第3話。


「ギルドに、パーティ登録をしよう」


 街を歩きながら、ふと思い出したように言うと、彼女は少しだけ目を見開いた。


「……登録、ですか?」


「うん。僕は前に済ませてあるけど、君はまだだろう?」


 一拍、間があった。


「初めてです。どんな感じなんですか?」


 その言い方は慎重で、でも逃げ腰ではない。

 単純に知らないだけ、という雰囲気だった。


「受付で名前を書いて、いくつか確認されるだけだよ。すぐ終わる。問題ないと思う」


 そう答えると、彼女は少し考えてから、ぽつりと言った。


「もし……私の力不足とかで、組めなかったらと思って……」


 なるほど、そういう不安か。


「あぁ、なるほど」


 思わず口に出る。

 彼女は強い。少なくとも、今まで一緒に動いてきて、それは分かっている。

 でも、本人がそう思っていないのなら、無理に否定する必要もない。


「とりあえず、行ってみようか」


 それだけ言うと、彼女は小さくうなずいた。


 ───


 冒険者ギルドに入ると、すぐに声を掛けられた。


「ヴィント様ですね……!

 当ギルドへお越しいただき、ありがとうございます」


 見慣れた反応だ。

 周囲の冒険者たちが、ちらりとこちらを見るのも、もう慣れている。


「今日は、パーティ登録をしに来たんだ」


 そう告げると、受付の職員は一瞬驚いた顔をしてから、すぐに仕事用の表情に戻った。


「承知しました。
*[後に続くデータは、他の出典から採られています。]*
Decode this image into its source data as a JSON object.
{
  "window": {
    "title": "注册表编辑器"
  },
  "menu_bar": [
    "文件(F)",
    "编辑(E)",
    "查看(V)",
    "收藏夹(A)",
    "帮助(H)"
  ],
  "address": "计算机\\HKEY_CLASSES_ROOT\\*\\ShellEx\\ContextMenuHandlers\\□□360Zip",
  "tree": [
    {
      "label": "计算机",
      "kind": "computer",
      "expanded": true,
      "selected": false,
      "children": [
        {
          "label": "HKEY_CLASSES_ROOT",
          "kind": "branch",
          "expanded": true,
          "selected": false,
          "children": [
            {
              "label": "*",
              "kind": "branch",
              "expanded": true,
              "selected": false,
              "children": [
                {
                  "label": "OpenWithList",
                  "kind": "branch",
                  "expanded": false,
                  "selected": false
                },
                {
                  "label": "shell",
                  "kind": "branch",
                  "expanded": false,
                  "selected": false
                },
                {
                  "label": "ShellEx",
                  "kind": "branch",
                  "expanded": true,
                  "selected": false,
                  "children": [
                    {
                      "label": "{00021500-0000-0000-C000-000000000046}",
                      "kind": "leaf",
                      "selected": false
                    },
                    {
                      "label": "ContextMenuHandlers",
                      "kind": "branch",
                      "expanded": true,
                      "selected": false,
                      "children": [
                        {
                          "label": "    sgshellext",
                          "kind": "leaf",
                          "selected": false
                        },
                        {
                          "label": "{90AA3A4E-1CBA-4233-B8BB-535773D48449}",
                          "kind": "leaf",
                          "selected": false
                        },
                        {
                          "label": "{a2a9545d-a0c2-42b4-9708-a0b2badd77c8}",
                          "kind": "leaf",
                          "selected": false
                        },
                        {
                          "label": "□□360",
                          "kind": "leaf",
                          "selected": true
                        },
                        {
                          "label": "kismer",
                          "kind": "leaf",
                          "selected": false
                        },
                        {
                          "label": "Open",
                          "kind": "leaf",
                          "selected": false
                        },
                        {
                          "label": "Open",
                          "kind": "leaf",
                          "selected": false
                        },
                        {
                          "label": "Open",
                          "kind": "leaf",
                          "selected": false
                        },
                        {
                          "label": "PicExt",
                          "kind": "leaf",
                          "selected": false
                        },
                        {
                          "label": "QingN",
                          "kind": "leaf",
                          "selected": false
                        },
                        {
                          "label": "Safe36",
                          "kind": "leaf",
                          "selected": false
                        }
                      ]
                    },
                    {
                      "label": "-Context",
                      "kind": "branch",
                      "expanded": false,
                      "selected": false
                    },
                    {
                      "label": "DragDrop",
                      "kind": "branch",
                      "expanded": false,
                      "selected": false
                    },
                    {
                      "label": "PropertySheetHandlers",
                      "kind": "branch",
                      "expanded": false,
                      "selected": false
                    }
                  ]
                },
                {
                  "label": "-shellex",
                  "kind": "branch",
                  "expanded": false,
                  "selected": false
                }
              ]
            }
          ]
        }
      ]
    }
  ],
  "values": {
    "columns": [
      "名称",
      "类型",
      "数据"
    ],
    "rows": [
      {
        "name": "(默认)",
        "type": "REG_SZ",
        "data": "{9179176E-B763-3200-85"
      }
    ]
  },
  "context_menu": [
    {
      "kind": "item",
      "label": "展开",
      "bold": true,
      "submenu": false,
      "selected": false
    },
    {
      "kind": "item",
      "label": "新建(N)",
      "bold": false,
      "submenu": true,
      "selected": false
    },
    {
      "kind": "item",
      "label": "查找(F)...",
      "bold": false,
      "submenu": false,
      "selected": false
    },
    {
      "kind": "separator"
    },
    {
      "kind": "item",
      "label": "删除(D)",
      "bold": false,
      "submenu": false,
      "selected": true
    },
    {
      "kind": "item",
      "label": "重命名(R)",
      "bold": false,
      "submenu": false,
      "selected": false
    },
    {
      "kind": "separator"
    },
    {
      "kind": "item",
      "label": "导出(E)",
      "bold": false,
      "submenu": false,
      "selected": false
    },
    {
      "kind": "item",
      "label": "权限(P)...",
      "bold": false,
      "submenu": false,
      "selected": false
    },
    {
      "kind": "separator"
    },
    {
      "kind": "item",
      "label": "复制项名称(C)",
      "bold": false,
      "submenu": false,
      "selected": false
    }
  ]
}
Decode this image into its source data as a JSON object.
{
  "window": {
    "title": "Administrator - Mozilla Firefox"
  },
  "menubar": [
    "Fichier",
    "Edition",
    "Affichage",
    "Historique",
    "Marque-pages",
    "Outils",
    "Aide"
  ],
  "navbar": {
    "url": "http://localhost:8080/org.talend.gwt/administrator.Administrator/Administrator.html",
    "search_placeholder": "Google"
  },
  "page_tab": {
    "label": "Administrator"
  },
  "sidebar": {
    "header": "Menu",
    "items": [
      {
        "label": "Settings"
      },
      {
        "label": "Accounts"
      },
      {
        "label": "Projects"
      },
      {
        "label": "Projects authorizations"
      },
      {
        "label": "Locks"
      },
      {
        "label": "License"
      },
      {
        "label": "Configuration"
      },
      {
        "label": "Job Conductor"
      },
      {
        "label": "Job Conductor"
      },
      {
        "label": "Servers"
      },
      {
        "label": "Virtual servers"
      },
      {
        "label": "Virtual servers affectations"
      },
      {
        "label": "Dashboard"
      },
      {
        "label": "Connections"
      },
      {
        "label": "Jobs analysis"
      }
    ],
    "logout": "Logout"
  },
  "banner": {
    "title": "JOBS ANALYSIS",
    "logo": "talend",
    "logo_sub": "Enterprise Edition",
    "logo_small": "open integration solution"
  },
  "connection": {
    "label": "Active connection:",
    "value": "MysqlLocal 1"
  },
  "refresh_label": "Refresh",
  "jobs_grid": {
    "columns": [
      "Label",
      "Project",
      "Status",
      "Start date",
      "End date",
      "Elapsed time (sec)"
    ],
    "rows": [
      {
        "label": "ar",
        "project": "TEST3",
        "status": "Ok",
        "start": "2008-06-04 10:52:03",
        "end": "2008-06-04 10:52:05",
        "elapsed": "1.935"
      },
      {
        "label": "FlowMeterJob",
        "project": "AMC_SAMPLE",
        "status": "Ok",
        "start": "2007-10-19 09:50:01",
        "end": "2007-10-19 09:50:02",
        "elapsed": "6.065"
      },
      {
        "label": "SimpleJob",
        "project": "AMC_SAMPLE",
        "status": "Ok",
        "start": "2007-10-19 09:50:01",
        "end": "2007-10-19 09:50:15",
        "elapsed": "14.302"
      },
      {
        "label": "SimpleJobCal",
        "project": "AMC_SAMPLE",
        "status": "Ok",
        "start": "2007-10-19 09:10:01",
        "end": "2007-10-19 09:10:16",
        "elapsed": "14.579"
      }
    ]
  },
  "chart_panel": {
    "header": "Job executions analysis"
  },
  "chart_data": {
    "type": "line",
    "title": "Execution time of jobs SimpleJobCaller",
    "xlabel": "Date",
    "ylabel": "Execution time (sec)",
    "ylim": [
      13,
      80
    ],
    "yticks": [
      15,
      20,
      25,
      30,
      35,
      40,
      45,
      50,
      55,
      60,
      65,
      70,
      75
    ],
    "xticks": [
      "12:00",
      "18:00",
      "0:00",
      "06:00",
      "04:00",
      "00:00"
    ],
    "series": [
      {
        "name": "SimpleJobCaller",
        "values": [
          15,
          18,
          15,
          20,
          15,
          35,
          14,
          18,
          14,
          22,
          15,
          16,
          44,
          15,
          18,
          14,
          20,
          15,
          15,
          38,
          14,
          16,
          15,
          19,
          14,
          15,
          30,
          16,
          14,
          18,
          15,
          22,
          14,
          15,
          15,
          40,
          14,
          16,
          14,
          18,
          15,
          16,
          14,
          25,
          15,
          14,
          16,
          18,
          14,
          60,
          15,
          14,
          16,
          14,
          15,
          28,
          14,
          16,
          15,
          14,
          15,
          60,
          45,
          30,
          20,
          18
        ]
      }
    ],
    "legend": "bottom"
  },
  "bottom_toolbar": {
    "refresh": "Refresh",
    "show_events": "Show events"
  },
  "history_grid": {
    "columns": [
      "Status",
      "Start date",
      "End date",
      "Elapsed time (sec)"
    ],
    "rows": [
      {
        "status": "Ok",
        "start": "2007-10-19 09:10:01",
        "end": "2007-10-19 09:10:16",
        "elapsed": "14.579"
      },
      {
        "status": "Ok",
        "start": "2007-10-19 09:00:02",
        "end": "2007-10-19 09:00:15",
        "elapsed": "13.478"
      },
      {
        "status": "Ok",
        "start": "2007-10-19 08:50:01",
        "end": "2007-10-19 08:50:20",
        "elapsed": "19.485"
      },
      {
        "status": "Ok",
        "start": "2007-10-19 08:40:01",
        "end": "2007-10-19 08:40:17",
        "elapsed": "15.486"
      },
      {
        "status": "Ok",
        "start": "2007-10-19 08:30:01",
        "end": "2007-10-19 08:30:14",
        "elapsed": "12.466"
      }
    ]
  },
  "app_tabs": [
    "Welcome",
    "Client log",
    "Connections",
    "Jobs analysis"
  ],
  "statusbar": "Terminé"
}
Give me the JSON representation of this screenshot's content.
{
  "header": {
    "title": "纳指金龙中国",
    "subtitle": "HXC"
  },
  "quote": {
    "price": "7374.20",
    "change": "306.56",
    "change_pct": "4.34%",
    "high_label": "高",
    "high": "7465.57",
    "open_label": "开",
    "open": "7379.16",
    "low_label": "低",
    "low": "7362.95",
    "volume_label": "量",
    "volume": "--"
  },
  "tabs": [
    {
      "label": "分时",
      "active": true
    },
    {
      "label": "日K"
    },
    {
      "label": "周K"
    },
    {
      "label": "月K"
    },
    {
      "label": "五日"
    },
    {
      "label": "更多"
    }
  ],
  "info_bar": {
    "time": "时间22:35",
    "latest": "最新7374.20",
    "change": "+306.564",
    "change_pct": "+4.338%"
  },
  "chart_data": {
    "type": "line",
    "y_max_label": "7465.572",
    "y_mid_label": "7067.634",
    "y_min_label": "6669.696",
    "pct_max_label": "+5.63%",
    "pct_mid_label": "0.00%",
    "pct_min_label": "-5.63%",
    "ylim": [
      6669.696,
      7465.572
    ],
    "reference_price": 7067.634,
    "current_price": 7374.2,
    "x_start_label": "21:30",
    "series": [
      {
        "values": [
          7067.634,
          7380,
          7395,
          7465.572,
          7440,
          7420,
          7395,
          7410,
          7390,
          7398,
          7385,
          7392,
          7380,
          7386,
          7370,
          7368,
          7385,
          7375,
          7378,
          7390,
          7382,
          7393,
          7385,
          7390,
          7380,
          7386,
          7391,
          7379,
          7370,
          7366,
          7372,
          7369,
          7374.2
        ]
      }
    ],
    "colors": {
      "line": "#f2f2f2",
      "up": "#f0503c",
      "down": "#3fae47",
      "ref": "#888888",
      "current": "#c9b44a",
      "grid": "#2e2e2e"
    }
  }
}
では……そちらの方は?」


「今、二人で旅をしている」


 視線が、彼女に向く。


 一瞬だけ、彼女の肩が強張ったのが分かった。


「よ、よろしくお願いします……!

 べヴァといいます」


 少しだけ声が上ずっている。

 緊張しているのが、はっきり分かる。


 ……初々しいな。


 そう思っただけで、特に気にすることもなく、隣に立つ。


「では、こちらへ」


 職員に促され、奥のカウンターへと案内された。